According to claim 6,
The head information extraction unit,
A MIDI file in which music genres are classified is received, at least one of a drum track, a piano track, a bass track, and a guitar track is extracted from the multi-track, and each of the plurality of tracks is applied to a preprocessor to correspond to each track. A multi-track music generating device for extracting first head information that

According to claim 6,
The head information generator learning unit,
The noise vector and the track and genre label condition vectors are applied to the head information generator learning model to output second head information based on the noise vector and the track and genre label condition vectors, and the first head information and the second head information are output.

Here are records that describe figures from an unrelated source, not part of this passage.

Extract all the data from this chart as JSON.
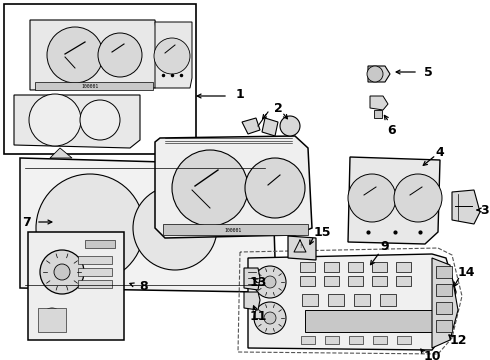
{
  "bg_color": "#ffffff",
  "fig_width": 4.9,
  "fig_height": 3.6,
  "dpi": 100,
  "line_color": "#000000",
  "label_fontsize": 9,
  "label_fontweight": "bold",
  "gray_fill": "#e8e8e8",
  "gray_med": "#d8d8d8",
  "gray_dark": "#c8c8c8",
  "white_fill": "#ffffff"
}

Set the input data of the discriminator of the head information generator learning model, set whether the first head information and the second head information are authentic or false as the output data of the discriminator of the head information generator learning model, and set the first head information and the second head information as output data. A multi-track music generating device that trains a head information generator learning model to determine whether head information is authentic.

According to claim 6,
The encoder and decoder learning unit,
A correct answer track and a genre label condition vector of the MIDI file are set as correct answer data for learning of a decoder, and a restored track and a genre label condition vector are generated by applying the first head feature information and n-node feature information to a decoder. and further training the encoder and decoder to calculate a difference between a correct track and genre label condition vector and a restored track and genre label condition vector.

According to claim 6,
The node generator learning unit,
Second head information is output by applying the noise vector and track and genre label condition vectors to the head information generator learning model, and second head feature information and n-node feature information are obtained by applying the second head information to the encoder. and outputting a first measure by combining the n measure feature information, track and genre label condition vectors, and measure order and applying them to the measure generator learning model, and outputting a first measure, and corresponding to each track from the multi-track of the MIDI file. In the state in which the second node is extracted, the node generator is trained to determine whether the first node and the second node are true or false by applying the first node and the second node to a discriminator of the node generator learning model, and continuously An apparatus for generating multi-track music for generating a first track by attaching a first measure to each other.